///
— Куда мы едем? — зачем-то спрашивает Никита, хотя ответ до идиотизма очевиден. У них выходной, можно поспать, подрочить или нажраться, Дополнительный бонус к характеристикам, если сумеешь совместить все вместе, а на следующее утро не выглядеть так, словно тебя переехал автобус, набитый китайскими туристами. — Покажу тебе дивный новый мир, — отвечает Макс и морщится, когда дождевые капли попадают на шею. В машине тепло. Он слегка опускает свое стекло, чтобы было, чем дышать, кроме бензина и запаха чужого одеколона. Когда они вываливаются на парковку, то выглядят потрясающе несуразно в одинаковых шляпах и одолженных из костюмерной кожаных брюках. Никита тащит его за руку к прозрачной витрине закрытого магазина и смеется так, что опускается на мокрый асфальт. — Пиздец, — подводит итог Макс, — не привлекаем внимания, конечно. И смеется так неудержимо, что щеки начинают болеть.///
Они пьют какое-то адское пойло, смешанное Максом, уже сидя в машине, но открыв все двери, чтобы прогнать запах пыли и разлитой газировки. Бутылка, вытащенная из маленького холодильника в гостиничном номере Орлова, почти не охладилась, а за то время, что провалялась на заднем сиденье, успела опять нагреться, поэтому Макс кладет ее в успевший порядком растаять сугроб грязного серого снега.

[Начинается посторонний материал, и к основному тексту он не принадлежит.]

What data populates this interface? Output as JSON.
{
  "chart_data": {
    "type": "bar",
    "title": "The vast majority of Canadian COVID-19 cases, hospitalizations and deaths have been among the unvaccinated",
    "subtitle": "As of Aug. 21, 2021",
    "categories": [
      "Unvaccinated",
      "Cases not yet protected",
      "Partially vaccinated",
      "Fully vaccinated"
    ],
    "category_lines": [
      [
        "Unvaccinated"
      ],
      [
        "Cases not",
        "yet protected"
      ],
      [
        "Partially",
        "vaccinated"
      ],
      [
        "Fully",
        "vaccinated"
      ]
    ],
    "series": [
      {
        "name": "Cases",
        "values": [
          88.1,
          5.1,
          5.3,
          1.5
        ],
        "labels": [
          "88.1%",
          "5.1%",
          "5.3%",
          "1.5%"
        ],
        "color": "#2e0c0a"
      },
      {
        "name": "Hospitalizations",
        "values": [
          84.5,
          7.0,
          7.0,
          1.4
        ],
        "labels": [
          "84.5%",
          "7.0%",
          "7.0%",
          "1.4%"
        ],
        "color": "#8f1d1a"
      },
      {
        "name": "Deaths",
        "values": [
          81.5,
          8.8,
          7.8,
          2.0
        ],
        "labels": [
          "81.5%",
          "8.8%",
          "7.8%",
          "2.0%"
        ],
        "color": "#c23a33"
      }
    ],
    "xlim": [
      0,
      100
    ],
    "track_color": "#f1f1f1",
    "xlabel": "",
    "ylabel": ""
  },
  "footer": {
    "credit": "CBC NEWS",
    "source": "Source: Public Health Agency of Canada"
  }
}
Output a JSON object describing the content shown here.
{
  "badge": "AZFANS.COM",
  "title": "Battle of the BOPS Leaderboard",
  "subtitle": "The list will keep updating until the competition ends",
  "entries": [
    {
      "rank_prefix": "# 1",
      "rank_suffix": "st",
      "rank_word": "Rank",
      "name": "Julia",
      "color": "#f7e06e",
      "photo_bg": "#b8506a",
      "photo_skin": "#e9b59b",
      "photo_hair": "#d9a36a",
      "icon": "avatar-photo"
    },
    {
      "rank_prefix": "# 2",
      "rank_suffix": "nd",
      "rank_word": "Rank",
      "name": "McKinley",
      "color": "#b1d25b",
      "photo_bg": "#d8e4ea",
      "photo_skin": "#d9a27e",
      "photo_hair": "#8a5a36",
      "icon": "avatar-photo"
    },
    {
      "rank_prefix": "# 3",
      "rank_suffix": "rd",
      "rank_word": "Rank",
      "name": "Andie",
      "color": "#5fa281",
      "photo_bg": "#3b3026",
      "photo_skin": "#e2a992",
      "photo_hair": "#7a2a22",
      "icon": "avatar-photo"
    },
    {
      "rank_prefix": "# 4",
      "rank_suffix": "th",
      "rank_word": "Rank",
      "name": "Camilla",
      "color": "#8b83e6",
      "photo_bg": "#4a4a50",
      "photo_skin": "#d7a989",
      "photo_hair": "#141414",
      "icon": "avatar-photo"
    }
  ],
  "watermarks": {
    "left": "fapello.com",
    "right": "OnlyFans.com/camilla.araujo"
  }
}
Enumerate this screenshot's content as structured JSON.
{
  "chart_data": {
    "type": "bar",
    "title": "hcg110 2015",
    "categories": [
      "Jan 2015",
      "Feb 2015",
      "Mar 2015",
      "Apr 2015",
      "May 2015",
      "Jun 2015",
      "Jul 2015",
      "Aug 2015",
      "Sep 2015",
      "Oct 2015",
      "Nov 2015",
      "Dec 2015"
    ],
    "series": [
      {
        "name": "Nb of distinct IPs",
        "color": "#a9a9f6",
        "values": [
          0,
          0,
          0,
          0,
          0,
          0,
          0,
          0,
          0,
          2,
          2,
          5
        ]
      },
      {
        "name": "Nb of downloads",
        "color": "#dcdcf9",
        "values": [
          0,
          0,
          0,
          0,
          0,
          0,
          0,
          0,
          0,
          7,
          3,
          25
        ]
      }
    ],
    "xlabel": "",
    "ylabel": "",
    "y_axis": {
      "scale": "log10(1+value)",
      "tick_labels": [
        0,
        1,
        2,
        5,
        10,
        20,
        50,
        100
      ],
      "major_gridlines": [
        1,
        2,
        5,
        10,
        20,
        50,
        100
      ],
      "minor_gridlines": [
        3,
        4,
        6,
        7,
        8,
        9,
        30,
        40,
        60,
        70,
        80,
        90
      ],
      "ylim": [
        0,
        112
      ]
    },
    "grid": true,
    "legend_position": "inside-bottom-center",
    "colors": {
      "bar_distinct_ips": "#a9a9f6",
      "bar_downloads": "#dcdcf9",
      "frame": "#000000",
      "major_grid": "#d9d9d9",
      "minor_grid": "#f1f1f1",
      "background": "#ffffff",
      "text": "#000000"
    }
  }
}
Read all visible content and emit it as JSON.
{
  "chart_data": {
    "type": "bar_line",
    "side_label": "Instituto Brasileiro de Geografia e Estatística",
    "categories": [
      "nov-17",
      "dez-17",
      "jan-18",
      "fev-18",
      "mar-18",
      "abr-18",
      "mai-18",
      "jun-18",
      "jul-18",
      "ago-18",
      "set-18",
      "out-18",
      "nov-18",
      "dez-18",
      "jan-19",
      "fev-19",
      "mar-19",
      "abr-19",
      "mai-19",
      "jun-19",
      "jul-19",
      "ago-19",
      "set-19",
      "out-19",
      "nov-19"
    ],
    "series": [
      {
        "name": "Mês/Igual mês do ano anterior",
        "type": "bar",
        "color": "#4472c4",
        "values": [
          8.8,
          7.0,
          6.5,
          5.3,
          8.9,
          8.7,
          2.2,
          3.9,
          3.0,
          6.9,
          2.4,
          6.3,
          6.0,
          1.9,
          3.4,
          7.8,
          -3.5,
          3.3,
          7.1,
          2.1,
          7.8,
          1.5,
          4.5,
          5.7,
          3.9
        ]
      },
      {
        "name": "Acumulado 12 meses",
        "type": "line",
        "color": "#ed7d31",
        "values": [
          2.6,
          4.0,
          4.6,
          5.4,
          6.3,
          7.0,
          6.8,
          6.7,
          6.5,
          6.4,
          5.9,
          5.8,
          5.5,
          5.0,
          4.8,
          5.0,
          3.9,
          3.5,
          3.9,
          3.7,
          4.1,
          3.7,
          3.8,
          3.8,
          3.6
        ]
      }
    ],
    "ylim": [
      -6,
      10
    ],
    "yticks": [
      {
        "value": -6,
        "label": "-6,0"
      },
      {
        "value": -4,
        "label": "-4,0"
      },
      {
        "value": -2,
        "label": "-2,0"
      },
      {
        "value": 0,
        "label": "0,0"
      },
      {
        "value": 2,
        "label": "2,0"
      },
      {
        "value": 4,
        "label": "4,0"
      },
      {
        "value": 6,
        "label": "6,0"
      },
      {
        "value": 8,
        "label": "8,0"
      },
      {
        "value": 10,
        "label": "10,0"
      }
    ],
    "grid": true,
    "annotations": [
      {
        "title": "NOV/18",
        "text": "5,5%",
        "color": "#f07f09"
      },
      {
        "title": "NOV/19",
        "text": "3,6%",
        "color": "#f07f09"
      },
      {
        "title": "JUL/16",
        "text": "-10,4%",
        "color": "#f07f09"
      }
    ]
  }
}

Парковка пустая, подсвеченная мутным неоновым светом ближайших круглосуточных магазинов, на них даже не обращают внимания редкие появляющиеся люди, что заходят за покупками и проходят мимо машины. Макс думает, что этот мальчик и правда охуителен. С ним охуительно танцевать, потому что он не заморачивается, охуительно сидеть в коридорах, валяться на горячем паркете, голова к голове, ржать, рассматривать татуировки, завтракать с утра и шутить дебильные шутки. Он смотрит на него: лицо подплывает, подсвеченное разноцветным неоном; выспавшийся и без остановки трещащий о кодах цветов на вывесках. Никита говорит ему: — Встань, я тебя сфотографирую. Фотографии слегка размытые (но можно подправить резкость): на первой Макс кривляется и выставляет бедро, положив ладони на кирпичную стену, на следующих нескольких он курит, смотря в пустоту, шляпа съехала, а куртка сползает с плеча. — Классно, — восторженно шепчет Никита, буквы в словах заплетаются одна за другую, — выставлю в инстаграм. — Хэштег суперстар не забудь, — подсказывает Макс и ведет его за запястье в машину. Его охуительный мальчик трясется от холода и почти роняет свой телефон в грязную лужу снега и машинной копоти.///
Перспектива спать в машине не особо радует, но поблизости ни одного мотеля, а, чтобы вести машину они все еще слишком пьяные, хотя Никита с особым энтузиазмом пытается завести мотор без ключей, пока Макс не выгоняет его обратно на улицу, продышаться. Макс ржет, потому что смотрит на Никиту снизу-вверх, пока тот хватает ртом ледяной ночной воздух, чтобы не начать крайне неэстетично блевать в мусорные баки. Никита говорит, смотря на Макса в упор, склоняя голову вбок и прищуривая глаза, словно у него жуткий минус: — Поцелуй меня. Все почему-то оказывается просто. Без шрифтов с засечками и пафосных фотографий на пленку. Макс думает, что этот мальчик чертовски охуителен. Он шепчет, путая слова, пока они целуются на заднем сиденье. — Отвези меня в Америку, давай набьем татуировки, а потом я сниму про тебя фильм и выиграю какую-нибудь артхаусную кинопремию… Макс думает, что единственная премия, которой достоин этот охуительный мальчик, это «заткнись-придурок-порно-звезда-ты-недоделанная» и стаскивает с него свитшот, слыша, как трещат швы. Кожа у него почти золотая, с красными пятнами на шее. Все почему-то оказывается просто. Все почему-то оказывается правильно.